According to a report from Variety, Jay Z had a meeting in Samsung’s Silicon Valley office on Wednesday with a number of executives, including Daren Tsui, Samsung’s SVP of content and services.
Of course, a meeting does not an acquisition make. However, Milk Music (Samsung’s streaming music service which has failed to gain any major traction) conducts operations out of the same building where Jay Z and Tsui met. Also worth noting: Tsui’s title as head of content and services puts him squarely in charge of Samsung’s music offerings.
Jay Z leaving Samsung corp. in Silicon Valley right now pic.twitter.com/AQAJWzL6lq
— Damian Trujillo (@newsdamian) October 15, 2015
If you’ve somehow erased the memory of Jay Z (and a cohort of other celebrities) launching Tidal, let’s have a quick refresh.
In early 2015, Jay Z acquired Tidal for a reported $56 million, and prepped for a re-launch of the service. At the end of March, he hopped on a stage with some of the biggest names in music to unveil the service, which is very similar to other streaming music services out there, save for the fact that it offers more attractive deals to musicians and offers hi-fi music to listeners.
Milk Music was launched by Samsung back in in March of 2014, offering users free, ad-free streaming of music with an interesting UI that uses a dial to choose which music was being tuned into. Following on Milk Music, Samsung launched Milk Video in November of 2014. The service was meant to let users easily discover and share videos from their phones.
Though neither service has been widely adopted, Milk Video in particular has been a major flop, with reports that Samsung would shut down the service in November.
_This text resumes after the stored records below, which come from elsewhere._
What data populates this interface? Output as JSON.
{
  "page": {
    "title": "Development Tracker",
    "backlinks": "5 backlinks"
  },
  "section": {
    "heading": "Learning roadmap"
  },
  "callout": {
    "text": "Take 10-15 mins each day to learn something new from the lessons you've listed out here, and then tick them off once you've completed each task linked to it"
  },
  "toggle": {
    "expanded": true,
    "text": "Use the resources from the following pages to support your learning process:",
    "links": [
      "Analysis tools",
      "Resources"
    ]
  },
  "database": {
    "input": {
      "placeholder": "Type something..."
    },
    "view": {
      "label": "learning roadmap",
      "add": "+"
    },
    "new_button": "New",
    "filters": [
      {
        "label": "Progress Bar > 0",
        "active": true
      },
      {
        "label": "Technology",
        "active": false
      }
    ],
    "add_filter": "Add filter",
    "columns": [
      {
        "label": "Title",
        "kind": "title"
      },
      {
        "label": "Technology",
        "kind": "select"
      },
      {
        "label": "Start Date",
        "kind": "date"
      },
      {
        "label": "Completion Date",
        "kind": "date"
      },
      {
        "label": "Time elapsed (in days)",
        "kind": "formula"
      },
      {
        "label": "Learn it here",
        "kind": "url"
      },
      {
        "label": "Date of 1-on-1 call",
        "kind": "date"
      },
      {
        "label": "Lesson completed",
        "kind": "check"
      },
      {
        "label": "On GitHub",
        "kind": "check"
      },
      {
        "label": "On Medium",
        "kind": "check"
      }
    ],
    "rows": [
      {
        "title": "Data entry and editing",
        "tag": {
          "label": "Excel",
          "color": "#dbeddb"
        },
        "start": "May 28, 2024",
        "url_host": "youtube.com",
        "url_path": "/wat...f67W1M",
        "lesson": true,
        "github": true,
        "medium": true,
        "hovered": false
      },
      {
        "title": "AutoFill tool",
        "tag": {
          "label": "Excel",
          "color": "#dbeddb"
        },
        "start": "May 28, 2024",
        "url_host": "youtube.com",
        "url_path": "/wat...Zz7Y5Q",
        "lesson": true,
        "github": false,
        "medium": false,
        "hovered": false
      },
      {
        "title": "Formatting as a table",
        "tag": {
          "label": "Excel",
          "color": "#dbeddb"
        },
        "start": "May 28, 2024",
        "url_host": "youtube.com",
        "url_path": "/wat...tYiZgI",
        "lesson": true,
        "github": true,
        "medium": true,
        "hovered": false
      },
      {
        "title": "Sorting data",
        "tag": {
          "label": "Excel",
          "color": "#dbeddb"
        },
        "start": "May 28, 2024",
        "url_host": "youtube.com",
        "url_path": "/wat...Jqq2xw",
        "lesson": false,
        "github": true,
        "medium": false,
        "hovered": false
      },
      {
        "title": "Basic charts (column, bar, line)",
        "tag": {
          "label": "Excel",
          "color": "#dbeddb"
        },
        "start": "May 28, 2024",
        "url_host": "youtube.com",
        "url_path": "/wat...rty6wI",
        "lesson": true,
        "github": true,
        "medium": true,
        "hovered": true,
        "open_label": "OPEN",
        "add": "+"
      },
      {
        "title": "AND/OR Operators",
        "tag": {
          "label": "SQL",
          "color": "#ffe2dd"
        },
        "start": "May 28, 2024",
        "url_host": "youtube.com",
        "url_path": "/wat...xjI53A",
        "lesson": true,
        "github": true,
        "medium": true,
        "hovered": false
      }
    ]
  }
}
If the best way to a man’s heart is through his stomach, then the best way to a user’s heart is through their ears. Samsung knows that music is integral to almost every smartphone user on the planet, and Tidal would offer a way for the electronics giant to try again at a musical software play.
Meanwhile, a pre-loaded Tidal app on the millions of Samsung phones sold each year would be a huge distribution upgrade for Jay Z’s Tidal.
Or… Jay Z simply wanted to hang out with the Samsung folks for a bit.